In contrast, I didn't particularly like Girl Loves Me, but as a musician I can obviously appreciate the skill and quite frankly work of genius that it may be. The mixture of hollow voices and again impeccable orchestration gives this song a more edgy feel over the rest and this worked very well, especially with the addition of the synth around two thirds of the way through which is a remnant of Bowie’s roots of an icon of many decades. 

Furthermore, the syncopated rhythms add to the overall weirdness of the song which creates an atmosphere to me of hypnotic and trance-like sensation; as much as Girl Loves Me didn't please my taste, you can’t deny that it was written in a way that inspires ideas of professionalism.

The entry of Tis a Pity She Was a Whore gave me Goosebumps and flooded me with emotion as the slow sighs of Bowie himself filled my ears.
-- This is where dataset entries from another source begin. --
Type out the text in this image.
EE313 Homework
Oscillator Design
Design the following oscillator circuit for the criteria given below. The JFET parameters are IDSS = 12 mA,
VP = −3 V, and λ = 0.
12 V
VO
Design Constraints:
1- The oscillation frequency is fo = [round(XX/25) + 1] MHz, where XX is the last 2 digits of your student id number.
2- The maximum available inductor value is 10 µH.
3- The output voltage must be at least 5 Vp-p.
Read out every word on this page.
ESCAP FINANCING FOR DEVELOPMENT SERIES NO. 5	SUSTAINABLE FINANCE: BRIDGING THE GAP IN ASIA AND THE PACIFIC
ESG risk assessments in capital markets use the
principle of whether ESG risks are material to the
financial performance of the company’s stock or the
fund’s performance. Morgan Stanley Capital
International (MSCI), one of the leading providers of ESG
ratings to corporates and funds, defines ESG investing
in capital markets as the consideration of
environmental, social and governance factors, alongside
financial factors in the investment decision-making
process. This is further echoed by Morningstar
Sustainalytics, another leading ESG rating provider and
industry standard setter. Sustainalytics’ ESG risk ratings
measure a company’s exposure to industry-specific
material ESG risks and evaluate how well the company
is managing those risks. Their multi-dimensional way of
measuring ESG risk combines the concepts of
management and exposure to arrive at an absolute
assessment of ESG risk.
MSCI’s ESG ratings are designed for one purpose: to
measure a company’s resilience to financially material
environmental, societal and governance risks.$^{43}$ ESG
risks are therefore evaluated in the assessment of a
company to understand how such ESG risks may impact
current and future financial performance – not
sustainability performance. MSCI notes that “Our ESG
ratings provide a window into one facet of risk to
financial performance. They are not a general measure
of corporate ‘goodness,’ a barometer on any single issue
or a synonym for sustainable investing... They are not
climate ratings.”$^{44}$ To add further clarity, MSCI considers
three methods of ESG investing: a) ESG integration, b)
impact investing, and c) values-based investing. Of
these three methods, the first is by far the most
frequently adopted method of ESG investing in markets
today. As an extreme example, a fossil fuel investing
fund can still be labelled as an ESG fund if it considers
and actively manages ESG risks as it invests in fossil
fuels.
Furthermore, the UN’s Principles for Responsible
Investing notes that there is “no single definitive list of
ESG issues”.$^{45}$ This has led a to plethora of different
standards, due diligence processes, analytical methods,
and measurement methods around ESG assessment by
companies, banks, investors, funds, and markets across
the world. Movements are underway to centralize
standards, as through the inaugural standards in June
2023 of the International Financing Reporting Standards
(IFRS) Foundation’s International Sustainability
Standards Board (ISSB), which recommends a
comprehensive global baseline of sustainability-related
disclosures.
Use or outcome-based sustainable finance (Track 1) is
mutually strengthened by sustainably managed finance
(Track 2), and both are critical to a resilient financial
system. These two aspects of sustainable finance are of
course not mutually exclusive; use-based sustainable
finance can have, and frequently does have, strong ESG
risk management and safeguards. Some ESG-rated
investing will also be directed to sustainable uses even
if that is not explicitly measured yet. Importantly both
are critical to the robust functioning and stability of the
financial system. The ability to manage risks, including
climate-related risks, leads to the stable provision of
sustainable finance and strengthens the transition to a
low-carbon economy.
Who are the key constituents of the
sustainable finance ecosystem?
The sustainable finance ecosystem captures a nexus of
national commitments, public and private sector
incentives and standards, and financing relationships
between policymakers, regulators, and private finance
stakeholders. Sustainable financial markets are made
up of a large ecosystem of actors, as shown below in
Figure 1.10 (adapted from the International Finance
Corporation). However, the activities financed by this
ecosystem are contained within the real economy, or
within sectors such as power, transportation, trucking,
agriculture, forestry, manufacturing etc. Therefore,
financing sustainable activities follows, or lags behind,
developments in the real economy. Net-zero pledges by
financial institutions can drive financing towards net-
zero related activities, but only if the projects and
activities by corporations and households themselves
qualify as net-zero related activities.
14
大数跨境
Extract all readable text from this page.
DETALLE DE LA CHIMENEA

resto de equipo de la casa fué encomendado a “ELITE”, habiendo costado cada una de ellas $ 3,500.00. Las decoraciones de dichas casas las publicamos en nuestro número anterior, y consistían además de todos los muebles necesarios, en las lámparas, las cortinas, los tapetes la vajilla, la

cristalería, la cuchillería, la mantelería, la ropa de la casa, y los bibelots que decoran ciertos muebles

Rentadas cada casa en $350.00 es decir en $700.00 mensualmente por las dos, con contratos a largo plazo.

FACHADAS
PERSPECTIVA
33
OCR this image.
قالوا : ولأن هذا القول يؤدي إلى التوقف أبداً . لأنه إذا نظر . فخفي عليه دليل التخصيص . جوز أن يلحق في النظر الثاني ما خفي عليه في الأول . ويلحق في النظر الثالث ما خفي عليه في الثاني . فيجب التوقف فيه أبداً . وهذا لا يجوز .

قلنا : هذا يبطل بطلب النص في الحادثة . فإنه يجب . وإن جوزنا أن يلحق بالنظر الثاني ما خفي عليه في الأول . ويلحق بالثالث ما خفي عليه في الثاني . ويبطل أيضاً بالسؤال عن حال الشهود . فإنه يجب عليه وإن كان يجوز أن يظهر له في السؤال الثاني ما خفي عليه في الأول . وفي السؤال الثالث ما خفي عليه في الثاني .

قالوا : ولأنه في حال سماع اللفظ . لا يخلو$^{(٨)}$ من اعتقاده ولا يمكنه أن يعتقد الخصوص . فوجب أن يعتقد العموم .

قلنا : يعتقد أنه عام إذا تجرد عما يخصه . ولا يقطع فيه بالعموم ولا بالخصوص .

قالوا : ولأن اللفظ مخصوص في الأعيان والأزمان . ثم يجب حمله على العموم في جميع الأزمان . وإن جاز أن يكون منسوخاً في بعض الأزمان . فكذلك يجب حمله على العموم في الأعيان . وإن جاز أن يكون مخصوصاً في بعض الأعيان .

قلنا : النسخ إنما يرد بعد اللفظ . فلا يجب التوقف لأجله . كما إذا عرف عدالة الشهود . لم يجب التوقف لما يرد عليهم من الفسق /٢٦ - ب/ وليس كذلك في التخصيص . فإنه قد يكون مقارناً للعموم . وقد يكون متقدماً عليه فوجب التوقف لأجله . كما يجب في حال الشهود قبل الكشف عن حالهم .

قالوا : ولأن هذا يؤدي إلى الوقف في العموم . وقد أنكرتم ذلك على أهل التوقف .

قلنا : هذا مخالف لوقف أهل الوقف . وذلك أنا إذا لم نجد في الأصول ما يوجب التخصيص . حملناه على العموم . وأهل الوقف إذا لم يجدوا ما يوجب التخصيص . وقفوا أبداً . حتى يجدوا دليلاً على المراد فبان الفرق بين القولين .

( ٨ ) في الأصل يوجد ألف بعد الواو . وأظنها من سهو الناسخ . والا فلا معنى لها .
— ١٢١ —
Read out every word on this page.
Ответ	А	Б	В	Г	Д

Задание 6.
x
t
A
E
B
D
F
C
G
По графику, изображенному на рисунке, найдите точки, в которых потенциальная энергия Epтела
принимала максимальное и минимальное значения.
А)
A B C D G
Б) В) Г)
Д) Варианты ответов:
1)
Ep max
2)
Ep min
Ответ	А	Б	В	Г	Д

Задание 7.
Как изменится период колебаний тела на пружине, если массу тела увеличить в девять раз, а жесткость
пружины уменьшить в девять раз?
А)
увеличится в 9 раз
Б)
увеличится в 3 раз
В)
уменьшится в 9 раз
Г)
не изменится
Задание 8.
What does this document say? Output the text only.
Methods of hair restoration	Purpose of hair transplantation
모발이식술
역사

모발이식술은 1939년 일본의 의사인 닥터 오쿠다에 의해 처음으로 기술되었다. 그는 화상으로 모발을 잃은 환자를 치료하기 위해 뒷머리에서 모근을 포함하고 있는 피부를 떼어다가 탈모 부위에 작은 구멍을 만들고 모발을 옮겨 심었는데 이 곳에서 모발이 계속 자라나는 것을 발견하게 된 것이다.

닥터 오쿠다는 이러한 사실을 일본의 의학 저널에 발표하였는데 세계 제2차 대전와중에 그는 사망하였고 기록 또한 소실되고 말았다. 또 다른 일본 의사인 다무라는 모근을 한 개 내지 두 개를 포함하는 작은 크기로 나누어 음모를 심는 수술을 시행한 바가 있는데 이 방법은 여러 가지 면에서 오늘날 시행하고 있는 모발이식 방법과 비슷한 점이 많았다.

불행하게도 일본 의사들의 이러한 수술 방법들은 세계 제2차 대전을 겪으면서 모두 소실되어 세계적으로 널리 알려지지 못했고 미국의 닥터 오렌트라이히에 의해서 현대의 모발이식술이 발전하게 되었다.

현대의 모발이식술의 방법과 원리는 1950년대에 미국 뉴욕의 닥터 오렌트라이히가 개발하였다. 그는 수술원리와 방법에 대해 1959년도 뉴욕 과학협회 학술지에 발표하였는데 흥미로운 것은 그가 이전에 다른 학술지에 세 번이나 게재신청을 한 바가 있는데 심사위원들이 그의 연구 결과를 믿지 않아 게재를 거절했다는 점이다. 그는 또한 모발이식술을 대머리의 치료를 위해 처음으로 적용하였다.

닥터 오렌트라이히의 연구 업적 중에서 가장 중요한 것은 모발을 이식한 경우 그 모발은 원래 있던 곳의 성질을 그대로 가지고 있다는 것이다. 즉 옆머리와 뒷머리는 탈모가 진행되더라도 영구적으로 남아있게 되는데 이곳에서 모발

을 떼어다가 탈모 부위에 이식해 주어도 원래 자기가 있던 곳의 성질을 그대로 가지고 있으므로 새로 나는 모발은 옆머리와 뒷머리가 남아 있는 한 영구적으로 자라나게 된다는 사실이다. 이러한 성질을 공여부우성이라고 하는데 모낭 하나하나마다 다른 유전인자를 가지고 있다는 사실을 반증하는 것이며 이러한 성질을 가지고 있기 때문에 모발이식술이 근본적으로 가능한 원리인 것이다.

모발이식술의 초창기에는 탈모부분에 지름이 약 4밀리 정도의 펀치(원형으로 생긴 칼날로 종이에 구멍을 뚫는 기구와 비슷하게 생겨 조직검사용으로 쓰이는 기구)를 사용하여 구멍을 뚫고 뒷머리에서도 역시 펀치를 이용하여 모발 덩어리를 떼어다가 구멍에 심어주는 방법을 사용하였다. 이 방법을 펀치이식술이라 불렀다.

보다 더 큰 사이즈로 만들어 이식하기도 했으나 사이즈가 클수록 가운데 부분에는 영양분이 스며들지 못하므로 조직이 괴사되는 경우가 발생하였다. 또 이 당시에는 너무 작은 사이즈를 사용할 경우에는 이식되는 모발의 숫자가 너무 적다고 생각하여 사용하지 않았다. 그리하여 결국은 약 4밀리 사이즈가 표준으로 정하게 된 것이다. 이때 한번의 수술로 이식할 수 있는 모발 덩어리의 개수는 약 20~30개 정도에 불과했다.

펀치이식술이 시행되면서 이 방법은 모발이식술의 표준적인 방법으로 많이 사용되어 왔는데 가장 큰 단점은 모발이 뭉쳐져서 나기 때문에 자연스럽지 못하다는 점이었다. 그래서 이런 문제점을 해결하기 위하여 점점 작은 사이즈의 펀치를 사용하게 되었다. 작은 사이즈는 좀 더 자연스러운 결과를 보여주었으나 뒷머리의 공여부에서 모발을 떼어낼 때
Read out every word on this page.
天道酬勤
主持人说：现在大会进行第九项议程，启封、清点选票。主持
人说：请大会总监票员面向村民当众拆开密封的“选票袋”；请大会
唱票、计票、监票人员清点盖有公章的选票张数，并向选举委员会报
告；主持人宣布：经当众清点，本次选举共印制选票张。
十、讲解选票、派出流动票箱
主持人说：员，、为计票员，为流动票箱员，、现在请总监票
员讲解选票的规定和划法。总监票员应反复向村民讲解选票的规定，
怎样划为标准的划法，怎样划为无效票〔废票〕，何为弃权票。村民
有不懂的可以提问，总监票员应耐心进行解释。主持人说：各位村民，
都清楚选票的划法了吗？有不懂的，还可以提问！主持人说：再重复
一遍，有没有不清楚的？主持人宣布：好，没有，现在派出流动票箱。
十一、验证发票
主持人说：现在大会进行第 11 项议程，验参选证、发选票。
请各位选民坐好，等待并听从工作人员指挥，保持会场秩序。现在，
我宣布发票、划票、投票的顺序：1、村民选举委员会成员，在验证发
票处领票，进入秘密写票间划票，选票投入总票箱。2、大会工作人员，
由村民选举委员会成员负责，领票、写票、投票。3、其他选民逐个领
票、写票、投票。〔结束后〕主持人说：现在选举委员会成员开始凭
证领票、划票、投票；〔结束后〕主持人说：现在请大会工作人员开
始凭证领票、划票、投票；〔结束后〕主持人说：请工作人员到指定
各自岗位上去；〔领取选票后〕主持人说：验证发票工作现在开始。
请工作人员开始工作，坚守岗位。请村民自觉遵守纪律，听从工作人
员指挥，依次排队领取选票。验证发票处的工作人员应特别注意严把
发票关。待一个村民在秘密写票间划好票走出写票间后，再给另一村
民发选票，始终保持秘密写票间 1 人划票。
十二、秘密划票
The song then progresses into some kind of fast bluesy or jazzy track filled with musicians at their best. The long instrumentals provide the feeling of wanting to dance or shake your head in time to the ascending scales of the saxophones, reaching the top of their pitch in grand splendour. Again, I automatically loved this piece ,despite the overtly slightly sexist lyrics and repetitiveness, because of the way Bowie sings (influential, and indeed, just like the old days) and the maestros he has to back him.

Lazarus, everyone has stated how this was a pre-emptive message of Bowie’s death, with it’s lyrics such as “Look at me I’m in heaven/ I’ve got scars that can’t be seen” and “Everybody knows me now” which may be suggested as I slight dig at the fickle minority who claim to love legends once they have died. The video, which lacks Bowie’s usual love for colour and splendour and culture, highlights this message in a way that moved me tears when I watched it. Musically, the piece relaxed me though, which could suggest perhaps Bowie’s embrace of death- o put it bluntly, I liked Lazarus, a lot, as it made me feel emotions inside I can’t quite put my finger on, but may be described as mourning yet comfort, as well as musical satisfaction.

The album for me personally changed the way I viewed Bowie; to my idea of  the influential figure of music. In my opinion, Blackstar was indeed the way for his incredible and long career to end, with not so much of a bang but more a dignified yet authoritative and powerful full stop;.I hope to see generations of young and old enjoy Blackstar for the talent, and see it not only as beautiful or just as music, but see it as art.